When Patrick and Conney first became involved with HIV affected families they trained as home carers, offering emotional and material support to the destitute and dying. Conditions were so bad that for years they themselves lived in a house with nothing but a stove, a table, some blankets, pots and utensils. They gave their curtains to a dying neighbour who had no bedding. They supported their growing band of orphans and their own three children on Patrick's veterans pension, determined to offer all the children not just enough food to keep them alive, but to give them a life, too.

Catch a Fire

Through the making of the Working Title film Catch a Fire, Two Sisters fortunes have improved considerably. The story is based on Patrick's life, and the money he earned from the film had allowed him and Conney to invest in some furniture and a second hand truck.
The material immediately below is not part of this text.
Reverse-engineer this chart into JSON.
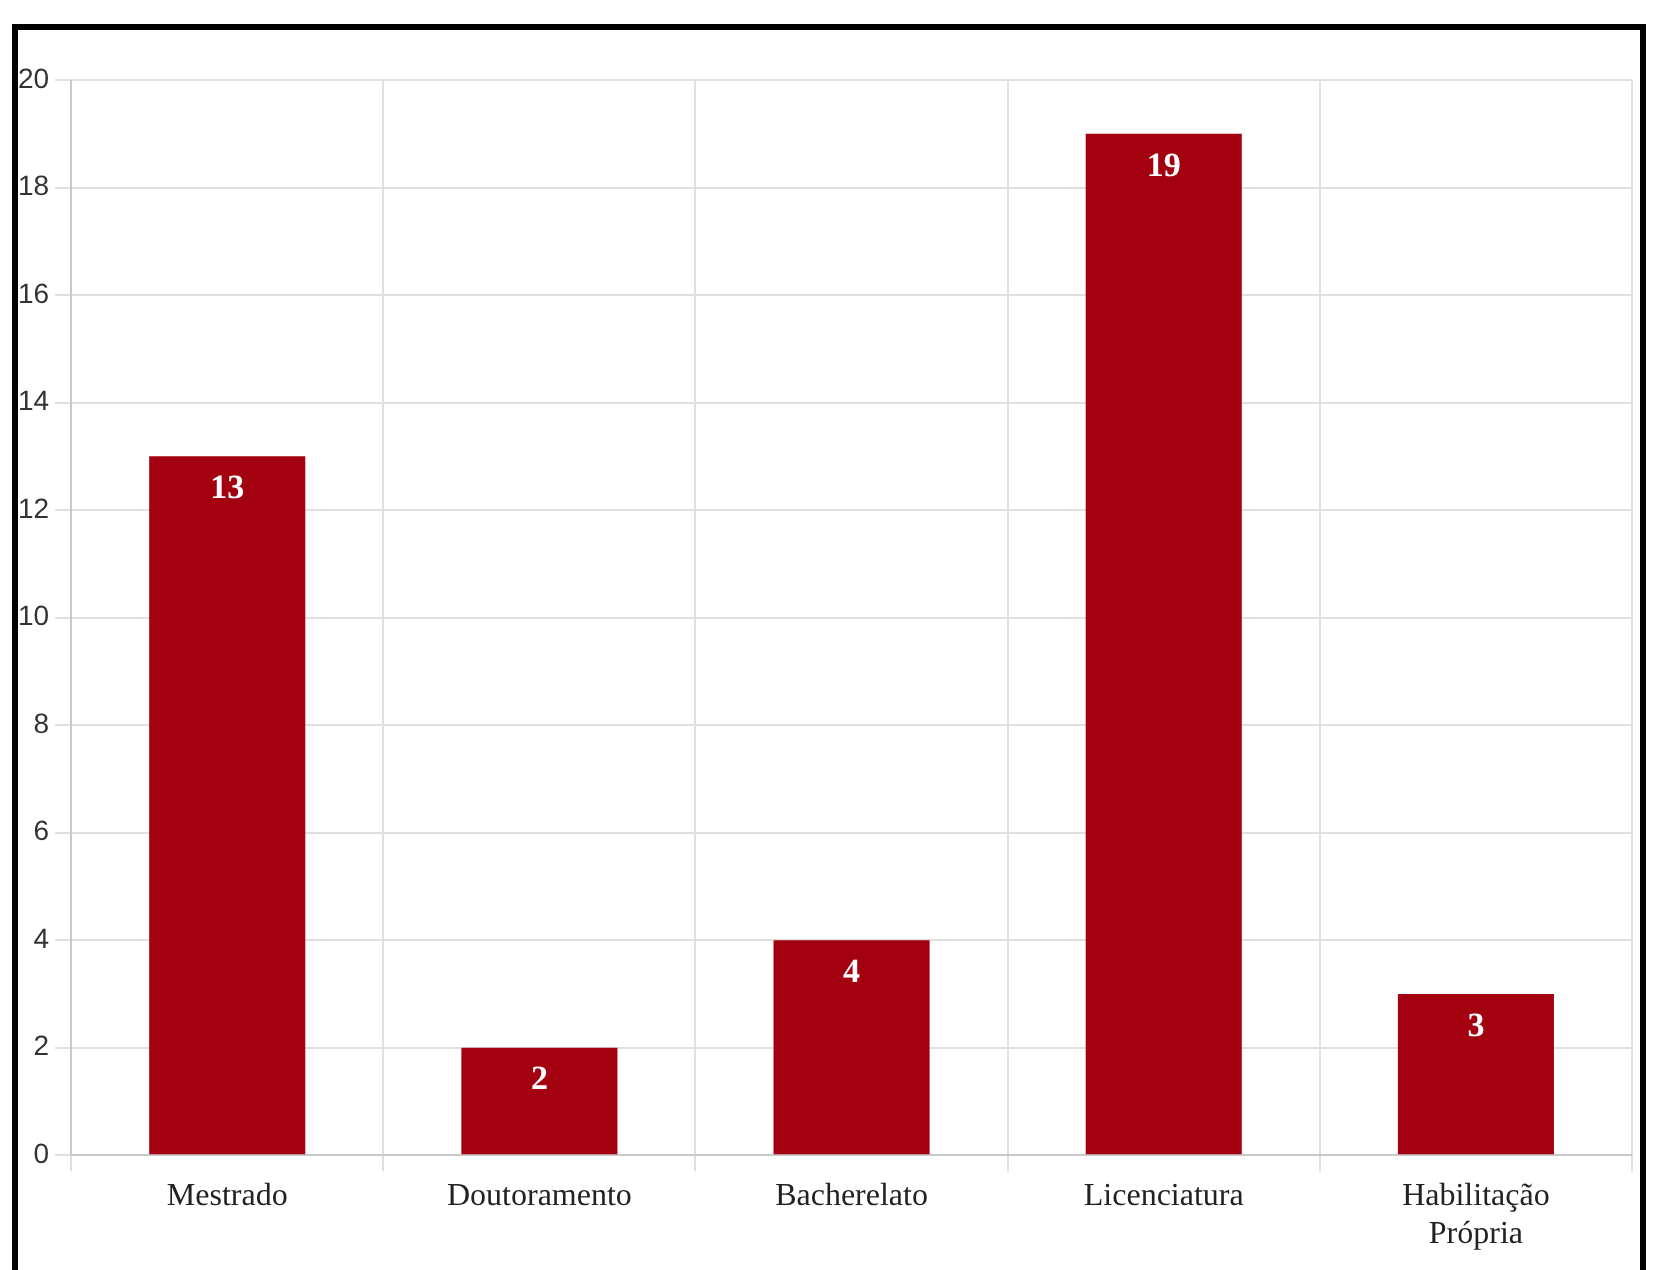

Working Title are providing him with enough soccer strips, shoes and soccer balls to equip several teams.  Patrick himself was a legendary soccer player in his youth and he dreams of seeing his children playing in the national squad.

The Future
There is still much work to be done. Patrick and Conney want to complete their chicken farm and create a vegetable garden so that the children need never be hungry again and will always have food to sell. They want to develop their home into a childrens centre where not just the orphans, but children from the village will be nourished culturally and creatively. They want to bring in skills training for people of the village and the older children who must learn to provide for themselves.

They dont have much time. The years Patrick spent as a political prisoner have taken a toll on his health. He wants to build what he can in the time that he has. He went to jail in the fight for freedom - that battle has been won. This, his final battle, is for the life of his people.